One of his great passions is photography.

He’s a fine arts photographer and his work has been displayed in numerous galleries, websites, and newspapers.

“To me”, he says, “photography is a way to appreciate life and not take things for granted. Walking around with a camera, looking for pictures that are special, is almost the most Shabbat kind of activity that I can do. I admit I am secular and willing to photograph on Shabbat… It’s the one time when I try to experience the world and not take it for granted, and appreciate God’s creation.”

A year after moving to Israel, Debbie began to show signs of mental deterioration and was eventually diagnosed with early-onset Alzheimer’s disease, which required Rick to arrange for a fulltime caretaker. He says it is likely that the head trauma which she suffered in the car accident many years ago put her at a higher risk.

Despite the tragedy, Rick harbors absolutely no regrets about moving to Israel and does not feel that his wife would have been better cared for in the US. “One of the things that is special about Israel is that people are comfortable feeling close. I grew up in a very reserved Boston family that isn’t outwardly warm. In Israel, the warmth, the help, the services – both officially and unofficially – has been fabulous, beyond anything we would have expected to get in Boston.”

Blumsack feels and appreciates the meaning of being Jewish. “In my seven years here, I’ve had more Shabbat dinners with people than I ever had in my 45 years in the United States. I’ve had people wish me ‘Shabbat Shalom’ countless times more than I ever had it in the US. The idea that I feel being Jewish in so many aspects of my day is so special.”

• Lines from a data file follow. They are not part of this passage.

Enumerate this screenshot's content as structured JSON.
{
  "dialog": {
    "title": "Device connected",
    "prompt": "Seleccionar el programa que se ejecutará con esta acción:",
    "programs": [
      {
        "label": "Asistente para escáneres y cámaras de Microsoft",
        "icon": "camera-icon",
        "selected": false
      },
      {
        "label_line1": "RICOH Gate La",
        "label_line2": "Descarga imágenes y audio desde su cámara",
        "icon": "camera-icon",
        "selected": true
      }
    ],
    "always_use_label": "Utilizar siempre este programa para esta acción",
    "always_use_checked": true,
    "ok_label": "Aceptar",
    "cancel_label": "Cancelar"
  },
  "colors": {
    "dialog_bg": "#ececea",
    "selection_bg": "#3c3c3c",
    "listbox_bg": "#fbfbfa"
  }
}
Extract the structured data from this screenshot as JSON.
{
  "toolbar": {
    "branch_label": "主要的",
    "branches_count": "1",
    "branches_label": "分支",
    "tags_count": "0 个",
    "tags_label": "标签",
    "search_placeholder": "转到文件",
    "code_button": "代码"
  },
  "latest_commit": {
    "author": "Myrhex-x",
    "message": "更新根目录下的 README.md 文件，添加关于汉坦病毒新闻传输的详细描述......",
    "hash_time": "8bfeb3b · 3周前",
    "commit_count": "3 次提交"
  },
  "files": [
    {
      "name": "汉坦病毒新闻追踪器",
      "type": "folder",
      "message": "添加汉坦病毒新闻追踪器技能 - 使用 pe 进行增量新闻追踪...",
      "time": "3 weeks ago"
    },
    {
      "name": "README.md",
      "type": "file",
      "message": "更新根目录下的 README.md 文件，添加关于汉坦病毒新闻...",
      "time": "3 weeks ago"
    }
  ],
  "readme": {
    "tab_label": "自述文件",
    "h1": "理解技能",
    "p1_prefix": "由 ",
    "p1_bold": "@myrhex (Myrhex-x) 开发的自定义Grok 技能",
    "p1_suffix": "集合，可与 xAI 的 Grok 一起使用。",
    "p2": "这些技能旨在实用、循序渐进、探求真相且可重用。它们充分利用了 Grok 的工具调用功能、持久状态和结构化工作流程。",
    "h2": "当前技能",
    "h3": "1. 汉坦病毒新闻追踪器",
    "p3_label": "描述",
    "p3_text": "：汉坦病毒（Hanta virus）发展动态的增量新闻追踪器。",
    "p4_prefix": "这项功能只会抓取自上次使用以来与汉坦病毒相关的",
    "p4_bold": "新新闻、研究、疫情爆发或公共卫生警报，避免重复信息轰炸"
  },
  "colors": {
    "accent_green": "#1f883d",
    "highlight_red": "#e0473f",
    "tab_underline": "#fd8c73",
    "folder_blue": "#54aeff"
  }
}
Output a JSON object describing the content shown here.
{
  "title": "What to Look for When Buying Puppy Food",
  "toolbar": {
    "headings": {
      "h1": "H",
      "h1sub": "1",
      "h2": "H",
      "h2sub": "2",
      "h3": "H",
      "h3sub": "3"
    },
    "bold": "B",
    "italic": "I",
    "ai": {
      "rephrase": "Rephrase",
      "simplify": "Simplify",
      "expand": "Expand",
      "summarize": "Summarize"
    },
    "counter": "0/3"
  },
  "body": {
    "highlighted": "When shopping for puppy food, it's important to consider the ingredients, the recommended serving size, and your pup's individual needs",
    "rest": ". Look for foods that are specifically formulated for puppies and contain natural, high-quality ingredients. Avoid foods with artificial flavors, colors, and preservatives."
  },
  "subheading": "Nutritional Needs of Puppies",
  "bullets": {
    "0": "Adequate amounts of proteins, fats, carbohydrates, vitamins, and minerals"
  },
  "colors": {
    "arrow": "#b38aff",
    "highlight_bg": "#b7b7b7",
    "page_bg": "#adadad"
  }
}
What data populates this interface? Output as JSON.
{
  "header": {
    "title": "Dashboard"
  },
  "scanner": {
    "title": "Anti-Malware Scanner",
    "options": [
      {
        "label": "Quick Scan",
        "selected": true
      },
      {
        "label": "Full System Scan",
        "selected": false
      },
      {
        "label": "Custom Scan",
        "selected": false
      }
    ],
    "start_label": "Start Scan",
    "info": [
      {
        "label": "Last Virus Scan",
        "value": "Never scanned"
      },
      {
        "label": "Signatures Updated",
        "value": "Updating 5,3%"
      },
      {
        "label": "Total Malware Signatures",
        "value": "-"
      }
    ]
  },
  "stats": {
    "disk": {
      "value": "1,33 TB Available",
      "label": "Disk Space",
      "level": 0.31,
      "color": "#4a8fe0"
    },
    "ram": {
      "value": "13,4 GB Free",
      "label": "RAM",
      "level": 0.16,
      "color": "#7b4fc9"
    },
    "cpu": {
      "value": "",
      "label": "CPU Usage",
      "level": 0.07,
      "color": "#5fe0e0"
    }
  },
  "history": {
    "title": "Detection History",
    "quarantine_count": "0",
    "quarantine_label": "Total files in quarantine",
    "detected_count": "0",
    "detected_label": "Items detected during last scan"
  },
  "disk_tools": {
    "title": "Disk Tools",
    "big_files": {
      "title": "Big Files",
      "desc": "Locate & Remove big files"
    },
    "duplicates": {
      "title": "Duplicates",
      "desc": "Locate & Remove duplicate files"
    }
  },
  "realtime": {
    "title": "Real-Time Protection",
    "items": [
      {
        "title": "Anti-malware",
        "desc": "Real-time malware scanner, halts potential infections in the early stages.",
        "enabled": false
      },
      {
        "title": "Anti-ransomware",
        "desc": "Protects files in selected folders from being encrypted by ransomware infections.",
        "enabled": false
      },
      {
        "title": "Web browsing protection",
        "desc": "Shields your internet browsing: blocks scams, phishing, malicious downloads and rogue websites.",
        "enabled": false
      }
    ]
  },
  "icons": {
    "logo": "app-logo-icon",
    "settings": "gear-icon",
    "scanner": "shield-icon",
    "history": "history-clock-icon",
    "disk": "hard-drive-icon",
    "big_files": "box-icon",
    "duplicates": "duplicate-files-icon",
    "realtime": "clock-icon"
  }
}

He laments the fact that more secular Jews don’t make aliya. “For the future of the Jewish people”, he says, “it’s important that more secular Jews make aliya. The Orthodox will stay together.

The secular Jews are the ones assimilating away.”

As our interview draws to a close, I ask if he has any regrets. “My only regret is that we didn’t come sooner. Being here has given my life a meaning that it didn’t have before.”